Phishing is one of the oldest tricks in the book of hackers. But as old as it might be, phishing still remains the most lucrative tool for cybercriminals; as they say, old is gold. This post tells you about the 3 common types of phishing attacks and tips to avoid them.
Phishing is a fraudulent activity to trick you into revealing your personal and confidential information. This information usually includes bank account details, net banking details, credit/debit card numbers, login ID and passwords. There are different ways an attacker can launch a phishing attack. These are the 3 common types of phishing attacks
A phishing email is a fake email that looks likes crucial communication send by a bank or a popular website. This email carries a tone of urgency so that it tricks you into taking an action like clicking on a link or downloading an attachment.
> Clicking on a link in a phishing email will take you to a fake website. This website might ask you to share confidential information or it might just drop a virus on your device.
> Downloading an attachment will (in most cases) infect your computer with a virus.
Here’s a sample of a phishing email. Notice that the email asks the user to click on a link (marked in red) otherwise their bank account will get suspended. This is a classic example of a phishing attack.
In a phishing call scam, you will receive a phone call from a person posing as a bank manager (in most cases), an employee of a software firm, or any other known organization. The purpose of the caller is to trick you into sharing confidential information (debit card number, ATM PIN, expiry date, CVV and OTP).

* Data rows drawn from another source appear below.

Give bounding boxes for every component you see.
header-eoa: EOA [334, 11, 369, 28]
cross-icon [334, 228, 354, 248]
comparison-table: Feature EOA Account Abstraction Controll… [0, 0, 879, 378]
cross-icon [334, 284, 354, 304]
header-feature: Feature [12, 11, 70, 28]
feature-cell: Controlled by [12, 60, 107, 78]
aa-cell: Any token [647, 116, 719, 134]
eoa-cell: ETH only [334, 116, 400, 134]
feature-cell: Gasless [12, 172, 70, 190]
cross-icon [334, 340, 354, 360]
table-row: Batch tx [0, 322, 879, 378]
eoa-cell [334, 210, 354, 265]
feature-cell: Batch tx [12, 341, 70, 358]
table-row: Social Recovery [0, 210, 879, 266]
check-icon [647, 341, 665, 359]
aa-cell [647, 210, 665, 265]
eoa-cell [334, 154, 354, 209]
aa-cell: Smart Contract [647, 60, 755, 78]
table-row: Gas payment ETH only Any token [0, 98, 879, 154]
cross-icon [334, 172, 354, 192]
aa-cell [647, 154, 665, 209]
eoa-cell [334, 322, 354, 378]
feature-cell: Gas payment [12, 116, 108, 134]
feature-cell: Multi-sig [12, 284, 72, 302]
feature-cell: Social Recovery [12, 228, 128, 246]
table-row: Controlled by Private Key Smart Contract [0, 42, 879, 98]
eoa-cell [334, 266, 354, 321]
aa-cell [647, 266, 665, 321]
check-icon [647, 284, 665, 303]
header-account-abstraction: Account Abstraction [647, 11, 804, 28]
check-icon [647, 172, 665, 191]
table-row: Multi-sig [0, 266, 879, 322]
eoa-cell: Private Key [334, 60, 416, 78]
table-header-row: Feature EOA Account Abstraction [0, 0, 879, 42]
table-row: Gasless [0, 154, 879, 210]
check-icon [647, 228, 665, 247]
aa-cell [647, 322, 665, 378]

This is how a phishing call (that looks like it is from a bank employee) might go:
“Is this Mr. Brown? This is a call for you from (a popular) Bank. We have received reports of illegal withdrawals from your bank account. In order to contain the situation, and safeguard your account, we need to confirm your account number, expiration date, four digits at the back…” and so on.
The third common type of phishing attack uses SMS and is called SMiShing.
You will receive an SMS (WhatsApp message in most cases) informing you about an unbelievable offer (from an online store, about flight or movie tickets, etc.). This message will ask you to redeem the offer by clicking on a link. Again, this will take you to a fake website that might ask you to share confidential information or infect your device with a virus
Example of a phishing SMS/message
• Never respond to unwanted, unexpected emails, calls or SMSs – especially those that ask for personal or confidential information.
• Your bank will never ask you for confidential information via emails, calls or texts. If you do receive any such communication, do not respond; even better, report the incident to your bank.
• Avoid accessing websites via links in email messages/SMS; especially those asking for personal information.
• Do not fill any kind of form that comes along with an email.
• Ensure the website that you are sharing your personal/financial information with is secure. A secure website’s URL should always begin with “https” instead of “http”. Also important is the presence of a lock symbol on the website (see figure a). Clicking on the lock icon should display the digital certificate that verifies the authenticity of the website.
• Look for spelling mistakes, grammatical errors or bad language in any email you receive; especially the ones you were not expecting. Emails from a genuine organization are proofread and edited before they are sent out to the customers.
• If you receive an email containing link(s), do not click it. Hover your mouse over the link and take a look at the left hand corner of the browser. It will display a link. Check if this link matches the one in the email. If it doesn’t, then suspect it as a phishing attack.
• If you receive any email from your bank that conveys a sense of urgency or threat, then call up your bank and verify the situation.
• Keep your system’s operating system, software (Java, Adobe, etc.) and web browsers up-to-date.
• Install an antivirus that can block websites and emails designed for phishing attacks.
• Check your bank statements regularly. If you see any unauthorized transactions, inform your bank immediately.